My copy of Webster's Collegiate Dictionary (copywrite 1974) said water freezes at 273.16°K. So I've been using that number instead of 273.15°K in the data I have posted.
273.16°K = 0.0°C (the temperature at which water freezes)
13.9°C + 273.16°K = 287.06°K = The 1901-2000 average combined land and ocean annual temperature in °K.

parados
 
  1  
Reply Thu 19 Mar, 2009 08:25 pm
@okie,
The formula is there for you okie. Show us how it is wrong.
parados
 
  1  
Reply Thu 19 Mar, 2009 08:27 pm
@ican711nm,
You do realize that the anomalies used in GISS are NOT based on 1901-2000, don't you?

You are adding an anomaly based on a different time frame to your number so you are creating bogus numbers.
0 Replies
 
ican711nm
 
  1  
Reply Thu 19 Mar, 2009 08:31 pm
@ican711nm,
The time span 1988 through 2008 consists of 21 years. The time span 1988 through 1998 consists of 11 years. The time span 1998 through 2008 consists of 11 years. Within the 11 year sun cycle 1988 thru 1998, SI generally increased. Within the 11 year sun cycle 1998 thru 2008, SI generally decreased.

I now ask more specifically what do you think SI will do in the next sun cycle, 2008 through 2018?

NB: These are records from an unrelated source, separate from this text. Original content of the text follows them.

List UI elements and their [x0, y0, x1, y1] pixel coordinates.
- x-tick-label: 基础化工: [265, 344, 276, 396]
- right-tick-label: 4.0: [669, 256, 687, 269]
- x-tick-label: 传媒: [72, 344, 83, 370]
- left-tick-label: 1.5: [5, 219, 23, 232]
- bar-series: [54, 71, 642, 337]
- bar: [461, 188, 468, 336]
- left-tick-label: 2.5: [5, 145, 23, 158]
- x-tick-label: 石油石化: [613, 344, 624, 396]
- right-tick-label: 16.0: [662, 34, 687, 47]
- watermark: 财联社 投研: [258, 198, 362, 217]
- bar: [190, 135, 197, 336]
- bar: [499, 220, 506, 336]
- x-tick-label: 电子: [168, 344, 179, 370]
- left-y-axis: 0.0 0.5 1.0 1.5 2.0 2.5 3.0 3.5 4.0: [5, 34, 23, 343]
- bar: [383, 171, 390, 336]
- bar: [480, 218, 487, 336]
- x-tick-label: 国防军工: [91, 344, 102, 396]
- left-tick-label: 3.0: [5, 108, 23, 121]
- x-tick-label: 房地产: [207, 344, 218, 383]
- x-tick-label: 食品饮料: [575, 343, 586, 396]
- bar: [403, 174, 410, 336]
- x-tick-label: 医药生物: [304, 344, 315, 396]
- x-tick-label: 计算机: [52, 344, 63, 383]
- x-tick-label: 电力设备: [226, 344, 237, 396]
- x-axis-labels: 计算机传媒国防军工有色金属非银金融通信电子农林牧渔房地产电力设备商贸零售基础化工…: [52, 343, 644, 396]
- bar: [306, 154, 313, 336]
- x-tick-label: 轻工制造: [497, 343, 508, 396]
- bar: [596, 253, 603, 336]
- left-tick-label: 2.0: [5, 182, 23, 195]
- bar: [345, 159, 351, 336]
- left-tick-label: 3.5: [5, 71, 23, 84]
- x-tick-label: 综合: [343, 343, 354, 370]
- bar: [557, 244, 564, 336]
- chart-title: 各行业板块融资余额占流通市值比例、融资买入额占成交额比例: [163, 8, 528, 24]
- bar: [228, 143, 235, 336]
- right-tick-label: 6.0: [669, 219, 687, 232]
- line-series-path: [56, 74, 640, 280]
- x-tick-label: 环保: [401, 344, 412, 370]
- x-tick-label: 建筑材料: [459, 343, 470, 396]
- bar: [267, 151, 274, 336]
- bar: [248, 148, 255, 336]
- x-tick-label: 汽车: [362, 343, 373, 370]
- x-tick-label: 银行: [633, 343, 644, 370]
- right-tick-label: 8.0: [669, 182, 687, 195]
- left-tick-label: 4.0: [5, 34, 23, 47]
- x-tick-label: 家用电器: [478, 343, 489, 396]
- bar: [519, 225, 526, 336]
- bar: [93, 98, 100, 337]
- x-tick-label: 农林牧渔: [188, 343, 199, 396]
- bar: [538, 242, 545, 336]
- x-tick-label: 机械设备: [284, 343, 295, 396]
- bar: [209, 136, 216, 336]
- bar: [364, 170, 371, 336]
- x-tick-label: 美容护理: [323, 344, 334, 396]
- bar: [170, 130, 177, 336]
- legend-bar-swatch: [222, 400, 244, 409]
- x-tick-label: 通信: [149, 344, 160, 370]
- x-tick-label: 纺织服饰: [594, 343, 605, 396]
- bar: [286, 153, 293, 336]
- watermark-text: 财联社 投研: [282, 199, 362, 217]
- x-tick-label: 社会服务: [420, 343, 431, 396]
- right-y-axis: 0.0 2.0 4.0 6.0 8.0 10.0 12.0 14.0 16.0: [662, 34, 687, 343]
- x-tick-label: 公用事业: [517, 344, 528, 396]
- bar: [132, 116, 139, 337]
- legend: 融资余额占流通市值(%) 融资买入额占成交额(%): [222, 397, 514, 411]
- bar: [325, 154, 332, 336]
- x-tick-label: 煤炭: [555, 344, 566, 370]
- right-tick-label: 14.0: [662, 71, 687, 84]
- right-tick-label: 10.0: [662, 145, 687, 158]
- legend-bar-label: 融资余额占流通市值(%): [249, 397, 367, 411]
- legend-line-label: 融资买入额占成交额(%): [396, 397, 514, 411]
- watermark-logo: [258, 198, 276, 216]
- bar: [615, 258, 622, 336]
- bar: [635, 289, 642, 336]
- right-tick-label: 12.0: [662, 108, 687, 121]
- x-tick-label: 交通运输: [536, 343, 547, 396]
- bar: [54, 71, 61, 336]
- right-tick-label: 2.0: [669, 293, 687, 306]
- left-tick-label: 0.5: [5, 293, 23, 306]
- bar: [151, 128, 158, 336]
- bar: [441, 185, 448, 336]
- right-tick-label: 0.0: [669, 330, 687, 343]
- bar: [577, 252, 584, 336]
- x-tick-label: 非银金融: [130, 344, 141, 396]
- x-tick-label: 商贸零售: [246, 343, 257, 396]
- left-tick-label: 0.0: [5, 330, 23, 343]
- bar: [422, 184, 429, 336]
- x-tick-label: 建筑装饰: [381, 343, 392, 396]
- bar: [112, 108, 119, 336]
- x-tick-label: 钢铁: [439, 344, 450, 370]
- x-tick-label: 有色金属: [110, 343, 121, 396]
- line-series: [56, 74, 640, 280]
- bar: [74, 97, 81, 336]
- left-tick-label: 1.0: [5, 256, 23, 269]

If you think you know the answer to this question please explain the basis for your answer.
parados
 
  1  
Reply Thu 19 Mar, 2009 08:33 pm
@okie,
okie wrote:

What is the line based on, Parados, how many years are averaged? Frankly it looks bogus at the right side.

http://en.wikipedia.org/wiki/Least_squares
0 Replies
 
okie
 
  1  
Reply Thu 19 Mar, 2009 08:34 pm
@parados,
parados wrote:

The formula is there for you okie. Show us how it is wrong.

So tell me why this graph isn't as good as yours.
http://digitaldiatribes.files.wordpress.com/2009/02/gisscooling0209.jpg?w=533&h=350
parados
 
  1  
Reply Thu 19 Mar, 2009 08:35 pm
@ican711nm,
You assume that the 11 year cycle is exactly 11 years long and begins on Jan 1 and ends on Dec 31 11 years later.

Your assumptions are false and therefor lead to errors in your data.